Whether healthcare is administered via the government or through private insurers, the issue still remains what must be covered. If we have a federally mandated level of care, why should New Yorkers have any say in deciding how many MRI machines are enough for Ashley, ND? In New York, MRI machines per population might be the way to go. In North Dakota, distance might be the more important factor. Additionally, the administration needs to be local. A senator from New England who has never ventured west of the Mississippi has no more business telling North Dakota how to care for their sick than a North Dakota farmer has in telling New York what to do. They come from different backgrounds and are concerned with different things.

If the federal government wants to mandate that everyone is covered to some extent, that's fine, but it CANNOT try to oversee things. Primary care for the implementation of any standards has to be done on a more local level. Whether that is state-wide or smaller can be debated, but the federal government needs to keep its hands to itself.

Question 4: Who should make decision about which risks are shared?


5. People are responsible for their own choices

America is based on a system of rights and responsibilities. I have the right to vote, but I also have the responsibility to get myself to the polling station and make an informed decision. I have the right to choose to have children and I have the responsibility to provide and care for those children.

Healthcare is the same situation. It has been determined (I still wonder who made this decision) that people who need emergency healthcare cannot be turned away. This leads to the underinsured and uninsured flocking to emergency rooms for minor care. The cost of their care then goes to everyone else. Whether the solution is requiring everyone to be insured, creating a national healthcare plan (similar to our school systems where everyone can go) or if it's by somehow really holding people individually responsible for the price of the care they receive is up for debate. What shouldn't be debated, though, is that people need to be held responsible for the decisions they make.

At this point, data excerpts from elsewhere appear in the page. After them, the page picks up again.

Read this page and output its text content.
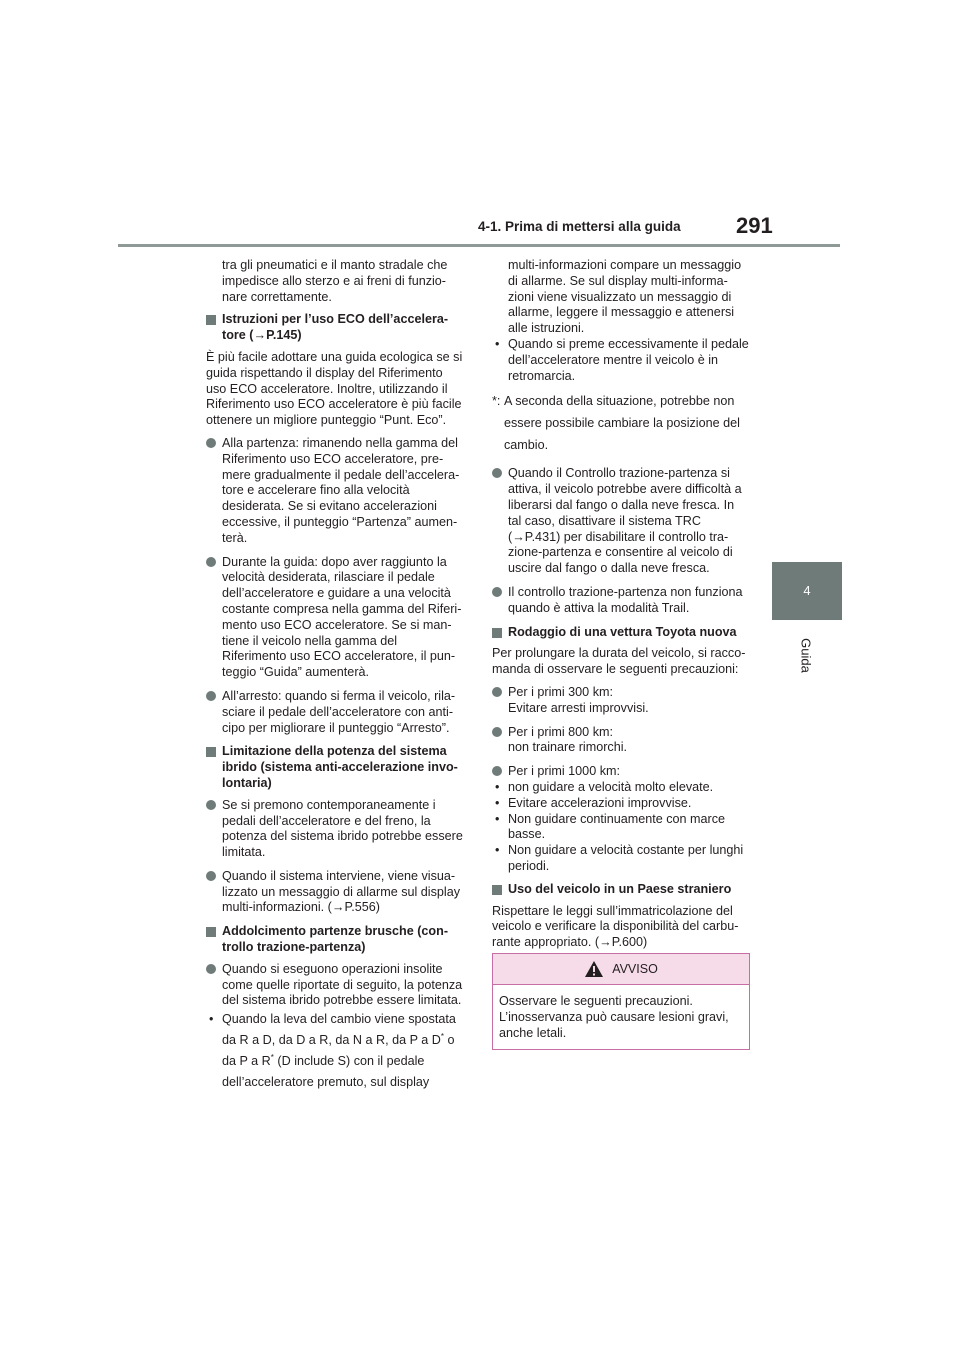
4-1. Prima di mettersi alla guida	291
4
Guida

tra gli pneumatici e il manto stradale che impedisce allo sterzo e ai freni di funzio-nare correttamente.

Istruzioni per l’uso ECO dell’accelera-tore (→P.145)

È più facile adottare una guida ecologica se si guida rispettando il display del Riferimento uso ECO acceleratore. Inoltre, utilizzando il Riferimento uso ECO acceleratore è più facile ottenere un migliore punteggio “Punt. Eco”.

Alla partenza: rimanendo nella gamma del Riferimento uso ECO acceleratore, pre-mere gradualmente il pedale dell’accelera-tore e accelerare fino alla velocità desiderata. Se si evitano accelerazioni eccessive, il punteggio “Partenza” aumen-terà.
Durante la guida: dopo aver raggiunto la velocità desiderata, rilasciare il pedale dell’acceleratore e guidare a una velocità costante compresa nella gamma del Riferi-mento uso ECO acceleratore. Se si man-tiene il veicolo nella gamma del Riferimento uso ECO acceleratore, il pun-teggio “Guida” aumenterà.
All’arresto: quando si ferma il veicolo, rila-sciare il pedale dell’acceleratore con anti-cipo per migliorare il punteggio “Arresto”.
Limitazione della potenza del sistema ibrido (sistema anti-accelerazione invo-lontaria)
Se si premono contemporaneamente i pedali dell’acceleratore e del freno, la potenza del sistema ibrido potrebbe essere limitata.
Quando il sistema interviene, viene visua-lizzato un messaggio di allarme sul display multi-informazioni. (→P.556)
Addolcimento partenze brusche (con-trollo trazione-partenza)
Quando si eseguono operazioni insolite come quelle riportate di seguito, la potenza del sistema ibrido potrebbe essere limitata.
• Quando la leva del cambio viene spostata da R a D, da D a R, da N a R, da P a D* o da P a R* (D include S) con il pedale dell’acceleratore premuto, sul display

multi-informazioni compare un messaggio di allarme. Se sul display multi-informa-zioni viene visualizzato un messaggio di allarme, leggere il messaggio e attenersi alle istruzioni.

• Quando si preme eccessivamente il pedale dell’acceleratore mentre il veicolo è in retromarcia.
*: A seconda della situazione, potrebbe non essere possibile cambiare la posizione del cambio.
Quando il Controllo trazione-partenza si attiva, il veicolo potrebbe avere difficoltà a liberarsi dal fango o dalla neve fresca. In tal caso, disattivare il sistema TRC (→P.431) per disabilitare il controllo tra-zione-partenza e consentire al veicolo di uscire dal fango o dalla neve fresca.
Il controllo trazione-partenza non funziona quando è attiva la modalità Trail.
Rodaggio di una vettura Toyota nuova

Per prolungare la durata del veicolo, si racco-manda di osservare le seguenti precauzioni:

Per i primi 300 km:
Evitare arresti improvvisi.
Per i primi 800 km:
non trainare rimorchi.
Per i primi 1000 km:
• non guidare a velocità molto elevate.
• Evitare accelerazioni improvvise.
• Non guidare continuamente con marce basse.
• Non guidare a velocità costante per lunghi periodi.
Uso del veicolo in un Paese straniero

Rispettare le leggi sull’immatricolazione del veicolo e verificare la disponibilità del carbu-rante appropriato. (→P.600)

AVVISO
Osservare le seguenti precauzioni. L’inosservanza può causare lesioni gravi, anche letali.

Specifically, we know that certain choices (not genetic disorders) contribute to many diseases. Each year roughly 440,000 die from smoking. Their healthcare costs are a result of the decisions they made over the course of many years. Why should they only contribute the same amount to the risk pool when they are choosing to put themselves more at risk? Because of their choices, they should be contributing to healthcare more than those who aren't making those choices - let the penalty fit the crime. This can easily be implemented by raising taxes on products that are known to cause health problems: alcohol, tobacco, sugary drinks, many fast foods and most candy, just for starters, can be taxed (ideally at a state level) which an then go directly to the healthcare fund. An occasional Big-Mac probably isn't going to hurt you and neither will paying an occasional tax when you buy one. Eating them daily, though, will add up for your health and for your health plan.

Question 5: Should people pay for the benefits they receive?


6. A doctor at a hospital isn't always the best choice

When there is a health emergency, Americans instinctively think about going to the hospital to talk to a doctor. While in many cases this is a good idea, in other cases it really isn't necessary. Why does an MD need to sew up a cut finger or set a broken arm?

A doctor spends many years studying to learn to diagnose. Treatment, often, can be done by anybody with moderate training. While it might take a specialist to decide what drug cocktail is needed to treat a certain ailment, any nurse can administer the IV and any nurse's assistant can hand the patient the right pills. While it is true that certain procedures require specialized training, many (probably most) do not. You can get your eyes checked at Wal-Mart, why not get your stitches there, too? All we need to do is to change the definition of practicing medicine and then allow less-skilled diagnosticians to treat patients for less.

Question: Is a hospital an ideal setting to receive treatment?